Lionel Sebbag, Dr. Med Vet
Dr. Sebbag graduated from the National Veterinary College of Toulouse (France) in 2011. He then went on to complete an internship in small animal medicine and surgery at Kansas State University. He is currently doing research on antiviral use in cats infected with herpesvirus, as well as evaluation of tear quality in cats. Other interests include corneal disease and microsurgery. In his free time, Dr. Sebbag enjoys playing sports (tennis, basketball, soccer), listening to music and playing the guitar.
Brian Leonard, DVM, PhD
Dr. Leonard received his DVM/PhD from the University of California, Davis in 2012. His PhD focused on the expression, activity and genetic differences of antimicrobial peptides in the dog. He then completed an internship in small animal medicine and surgery at the University of Wisconsin-Madison prior to beginning his Comparative Ophthalmology residency at UC Davis in 2013. Dr. Leonard’s professional interests include ocular surface disease, advanced diagnostic imaging, and microsurgery. In his free time, he enjoys hiking, camping and playing guitar. At home, he and his wife take care of their two dogs, two cats and three turtles.
Sydney Cartiff, DVM
Dr. Cartiff received her veterinary degree from North Carolina State University in 2013. She completed a rotating internship in small animal medicine and surgery at The Ohio State University prior to beginning her residency in Comparative Ophthalmology at the University of California, Davis in 2014. Her professional interests include equine ophthalmology, ocular manifestations of systemic disease, and corneal disease. In her free time, Dr. Cartiff enjoys hiking, cooking, and snow skiing. At home, she has one dog, Colonel.
Heather Madrid, RVT
Heather attended Consumnes River College, graduating in 2009 with an Associate in Science degree. She became a Registered Veterinary Technician in August of 2009. Heather worked in a mixed animal private practice from June 2007 until she became a staff member at the UC Davis Veterinary Ophthalmology Service in March of 2010. In her free time Heather enjoys camping, wakeboarding and spending time with her husband, son and pets.
Sheri Pendergraft, RVT
Sheri attended Consumnes River College and graduated in 2009 with an Associates in Science. She became a Registered Veterinary Technician in the summer of 2009 and began working at UC Davis in October of 2009 in the exotics department. She worked there until April 2014 then transferred to the Ophthalmology service. In her free time she likes to snowboard, wakeboard and spend time outdoors with family, friends and her Cane Corso Hailey.

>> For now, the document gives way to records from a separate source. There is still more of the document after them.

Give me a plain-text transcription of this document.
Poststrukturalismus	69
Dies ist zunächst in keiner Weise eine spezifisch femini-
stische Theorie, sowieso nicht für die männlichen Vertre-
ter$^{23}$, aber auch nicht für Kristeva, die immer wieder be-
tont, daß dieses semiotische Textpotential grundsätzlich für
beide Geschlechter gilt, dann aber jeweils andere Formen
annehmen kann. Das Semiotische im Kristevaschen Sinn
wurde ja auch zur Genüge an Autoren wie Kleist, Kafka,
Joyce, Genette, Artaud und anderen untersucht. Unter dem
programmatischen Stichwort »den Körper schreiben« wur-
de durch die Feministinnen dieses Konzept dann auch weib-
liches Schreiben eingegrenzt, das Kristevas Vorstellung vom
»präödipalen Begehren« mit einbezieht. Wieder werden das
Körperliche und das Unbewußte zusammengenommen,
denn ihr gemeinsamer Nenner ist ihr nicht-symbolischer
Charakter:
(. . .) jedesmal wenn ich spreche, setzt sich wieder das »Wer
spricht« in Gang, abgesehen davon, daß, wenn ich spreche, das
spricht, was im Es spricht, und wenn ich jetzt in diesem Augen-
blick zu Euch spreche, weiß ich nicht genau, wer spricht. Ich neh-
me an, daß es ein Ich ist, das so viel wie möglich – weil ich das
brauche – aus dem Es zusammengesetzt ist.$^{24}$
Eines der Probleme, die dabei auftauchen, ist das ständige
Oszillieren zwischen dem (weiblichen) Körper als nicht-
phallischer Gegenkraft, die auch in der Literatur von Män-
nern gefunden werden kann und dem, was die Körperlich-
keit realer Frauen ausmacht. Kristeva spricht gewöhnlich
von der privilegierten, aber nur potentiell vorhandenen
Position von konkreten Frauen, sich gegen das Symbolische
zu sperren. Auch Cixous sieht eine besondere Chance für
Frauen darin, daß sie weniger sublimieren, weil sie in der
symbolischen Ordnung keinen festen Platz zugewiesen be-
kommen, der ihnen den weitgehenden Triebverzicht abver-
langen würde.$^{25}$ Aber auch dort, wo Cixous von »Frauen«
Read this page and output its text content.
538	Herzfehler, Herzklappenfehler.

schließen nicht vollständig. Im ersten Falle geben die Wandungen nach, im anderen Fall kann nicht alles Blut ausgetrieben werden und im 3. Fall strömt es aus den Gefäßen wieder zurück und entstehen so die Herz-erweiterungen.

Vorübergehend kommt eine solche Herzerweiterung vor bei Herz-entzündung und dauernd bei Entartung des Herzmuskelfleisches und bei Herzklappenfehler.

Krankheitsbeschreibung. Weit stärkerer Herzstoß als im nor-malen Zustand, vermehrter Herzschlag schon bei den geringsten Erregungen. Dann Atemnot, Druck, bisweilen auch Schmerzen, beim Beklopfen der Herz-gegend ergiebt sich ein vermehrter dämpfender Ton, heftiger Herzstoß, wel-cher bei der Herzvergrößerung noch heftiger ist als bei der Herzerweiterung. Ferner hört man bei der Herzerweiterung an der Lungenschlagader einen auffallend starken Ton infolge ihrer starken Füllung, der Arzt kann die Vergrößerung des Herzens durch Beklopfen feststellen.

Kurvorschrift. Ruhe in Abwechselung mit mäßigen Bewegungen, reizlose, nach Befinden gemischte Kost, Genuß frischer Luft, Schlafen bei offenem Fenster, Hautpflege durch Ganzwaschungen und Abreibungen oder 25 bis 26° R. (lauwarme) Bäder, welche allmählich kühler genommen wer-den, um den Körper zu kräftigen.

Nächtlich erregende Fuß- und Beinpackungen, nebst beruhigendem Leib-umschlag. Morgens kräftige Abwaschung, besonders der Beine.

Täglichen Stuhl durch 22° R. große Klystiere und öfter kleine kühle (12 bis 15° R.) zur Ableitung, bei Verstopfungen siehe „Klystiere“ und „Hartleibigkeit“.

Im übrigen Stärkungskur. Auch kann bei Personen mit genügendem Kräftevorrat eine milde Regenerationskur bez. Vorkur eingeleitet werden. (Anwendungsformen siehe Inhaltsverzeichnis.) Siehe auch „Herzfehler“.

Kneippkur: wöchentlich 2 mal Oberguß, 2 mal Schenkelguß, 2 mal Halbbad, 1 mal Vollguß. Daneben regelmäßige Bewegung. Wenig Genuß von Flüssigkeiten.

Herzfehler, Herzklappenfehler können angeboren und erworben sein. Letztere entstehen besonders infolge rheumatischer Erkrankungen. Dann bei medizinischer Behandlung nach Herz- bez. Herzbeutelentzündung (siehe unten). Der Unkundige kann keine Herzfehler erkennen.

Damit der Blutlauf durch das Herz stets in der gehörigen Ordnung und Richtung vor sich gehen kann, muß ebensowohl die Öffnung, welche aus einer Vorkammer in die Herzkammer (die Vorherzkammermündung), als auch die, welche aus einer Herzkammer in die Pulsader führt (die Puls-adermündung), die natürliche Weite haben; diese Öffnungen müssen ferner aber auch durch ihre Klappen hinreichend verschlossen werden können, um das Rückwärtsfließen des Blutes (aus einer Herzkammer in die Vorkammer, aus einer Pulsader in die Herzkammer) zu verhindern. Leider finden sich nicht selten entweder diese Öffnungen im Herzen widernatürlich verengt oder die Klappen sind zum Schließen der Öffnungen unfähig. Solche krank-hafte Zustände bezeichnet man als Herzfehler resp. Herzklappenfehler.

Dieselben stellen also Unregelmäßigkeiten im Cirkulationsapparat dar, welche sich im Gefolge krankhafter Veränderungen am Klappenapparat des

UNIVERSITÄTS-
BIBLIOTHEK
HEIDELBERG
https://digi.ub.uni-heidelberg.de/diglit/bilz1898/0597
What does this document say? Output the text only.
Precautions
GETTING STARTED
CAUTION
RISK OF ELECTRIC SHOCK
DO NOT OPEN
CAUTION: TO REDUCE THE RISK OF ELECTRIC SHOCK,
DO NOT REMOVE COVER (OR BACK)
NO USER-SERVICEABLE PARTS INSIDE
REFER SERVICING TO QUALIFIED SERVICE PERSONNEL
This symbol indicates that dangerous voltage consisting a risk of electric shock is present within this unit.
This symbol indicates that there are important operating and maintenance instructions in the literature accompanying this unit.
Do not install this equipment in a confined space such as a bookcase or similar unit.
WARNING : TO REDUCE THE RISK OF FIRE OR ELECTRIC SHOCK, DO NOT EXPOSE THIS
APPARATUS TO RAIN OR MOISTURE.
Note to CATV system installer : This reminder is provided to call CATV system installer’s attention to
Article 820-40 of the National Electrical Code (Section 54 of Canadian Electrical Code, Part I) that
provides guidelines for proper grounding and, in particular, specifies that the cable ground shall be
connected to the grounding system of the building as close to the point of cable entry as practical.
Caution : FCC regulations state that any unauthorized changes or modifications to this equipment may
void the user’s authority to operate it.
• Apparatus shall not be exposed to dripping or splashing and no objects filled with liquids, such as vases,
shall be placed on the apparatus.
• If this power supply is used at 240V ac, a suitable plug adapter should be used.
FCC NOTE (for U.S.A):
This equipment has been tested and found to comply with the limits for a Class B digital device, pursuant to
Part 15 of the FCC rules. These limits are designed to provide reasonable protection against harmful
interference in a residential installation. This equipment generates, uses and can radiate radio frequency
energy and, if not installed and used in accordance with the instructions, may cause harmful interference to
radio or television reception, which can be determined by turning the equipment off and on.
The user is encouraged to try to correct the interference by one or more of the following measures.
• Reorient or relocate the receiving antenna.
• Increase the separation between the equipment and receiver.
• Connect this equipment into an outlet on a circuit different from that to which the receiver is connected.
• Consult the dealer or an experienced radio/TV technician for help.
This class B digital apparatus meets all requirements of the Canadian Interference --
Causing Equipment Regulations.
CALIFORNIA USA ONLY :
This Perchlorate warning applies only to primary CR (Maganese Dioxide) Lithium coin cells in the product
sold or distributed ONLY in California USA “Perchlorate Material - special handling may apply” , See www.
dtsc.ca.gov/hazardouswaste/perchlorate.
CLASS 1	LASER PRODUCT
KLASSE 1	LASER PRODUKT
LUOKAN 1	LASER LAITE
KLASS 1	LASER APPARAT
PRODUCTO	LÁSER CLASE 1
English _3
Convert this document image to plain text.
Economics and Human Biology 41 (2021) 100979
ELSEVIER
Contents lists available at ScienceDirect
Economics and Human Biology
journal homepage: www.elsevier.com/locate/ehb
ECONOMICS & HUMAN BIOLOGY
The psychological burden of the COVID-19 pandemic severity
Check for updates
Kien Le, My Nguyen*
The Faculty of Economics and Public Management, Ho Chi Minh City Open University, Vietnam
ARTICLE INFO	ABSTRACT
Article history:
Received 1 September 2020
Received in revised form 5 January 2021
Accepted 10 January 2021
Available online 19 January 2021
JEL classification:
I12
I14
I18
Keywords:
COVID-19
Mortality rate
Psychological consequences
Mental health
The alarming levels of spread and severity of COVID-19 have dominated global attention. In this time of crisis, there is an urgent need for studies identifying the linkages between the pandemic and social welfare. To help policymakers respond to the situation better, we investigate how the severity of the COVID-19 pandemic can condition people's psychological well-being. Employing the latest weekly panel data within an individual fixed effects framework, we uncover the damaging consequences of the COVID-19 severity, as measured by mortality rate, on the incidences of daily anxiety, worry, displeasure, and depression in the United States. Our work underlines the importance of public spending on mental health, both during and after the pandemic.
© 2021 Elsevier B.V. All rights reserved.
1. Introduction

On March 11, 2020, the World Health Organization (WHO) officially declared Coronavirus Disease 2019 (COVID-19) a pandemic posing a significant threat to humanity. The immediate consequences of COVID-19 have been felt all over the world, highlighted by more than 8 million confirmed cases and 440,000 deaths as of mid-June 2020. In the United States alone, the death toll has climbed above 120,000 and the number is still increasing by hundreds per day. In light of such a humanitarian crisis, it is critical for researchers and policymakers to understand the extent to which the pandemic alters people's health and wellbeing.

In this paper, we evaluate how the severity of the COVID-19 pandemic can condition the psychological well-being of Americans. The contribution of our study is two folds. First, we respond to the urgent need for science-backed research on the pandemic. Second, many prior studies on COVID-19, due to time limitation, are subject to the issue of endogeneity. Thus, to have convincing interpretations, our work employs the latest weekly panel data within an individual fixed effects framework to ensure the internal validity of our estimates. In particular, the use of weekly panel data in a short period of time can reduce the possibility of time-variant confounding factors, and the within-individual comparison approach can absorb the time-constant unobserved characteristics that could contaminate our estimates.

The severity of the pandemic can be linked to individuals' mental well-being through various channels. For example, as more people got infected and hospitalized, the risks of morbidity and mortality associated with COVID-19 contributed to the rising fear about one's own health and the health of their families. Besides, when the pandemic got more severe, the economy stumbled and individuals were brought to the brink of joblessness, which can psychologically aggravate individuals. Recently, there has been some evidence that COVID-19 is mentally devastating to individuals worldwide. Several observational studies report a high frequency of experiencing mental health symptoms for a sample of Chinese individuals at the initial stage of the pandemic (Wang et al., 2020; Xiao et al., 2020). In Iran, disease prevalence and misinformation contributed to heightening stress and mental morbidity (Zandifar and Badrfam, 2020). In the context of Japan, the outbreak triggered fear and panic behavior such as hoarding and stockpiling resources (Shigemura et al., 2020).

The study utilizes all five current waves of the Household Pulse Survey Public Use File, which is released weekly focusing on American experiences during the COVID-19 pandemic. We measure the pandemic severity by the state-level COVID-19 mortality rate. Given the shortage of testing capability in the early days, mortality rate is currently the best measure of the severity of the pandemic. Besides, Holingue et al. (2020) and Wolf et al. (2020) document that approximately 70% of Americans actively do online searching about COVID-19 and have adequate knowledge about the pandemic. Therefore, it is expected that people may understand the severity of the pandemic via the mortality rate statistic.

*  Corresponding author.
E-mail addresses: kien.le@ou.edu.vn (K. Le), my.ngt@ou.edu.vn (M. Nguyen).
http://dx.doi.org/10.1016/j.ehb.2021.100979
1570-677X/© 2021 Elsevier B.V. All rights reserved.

Ophthalmology Service Coordinator
Veterinary Medicine has been a big part of Pam’s life for almost 25 years. She started as hospital manager, veterinary assistant and receptionist in a small veterinary hospital in Santa Maria. She then worked as head receptionist for one of Sacramento Animal Medical Group’s hospitals, and Mueller Pet Medical Center in Sacramento. Pam joined UC Davis in 2011 where she coordinates appointments for the Ophthalmology, Cardiology and Dermatology services. When not ensuring that our clients and patients have the best possible experience at the VMTH, Pam spends her time focused on her human and pet families.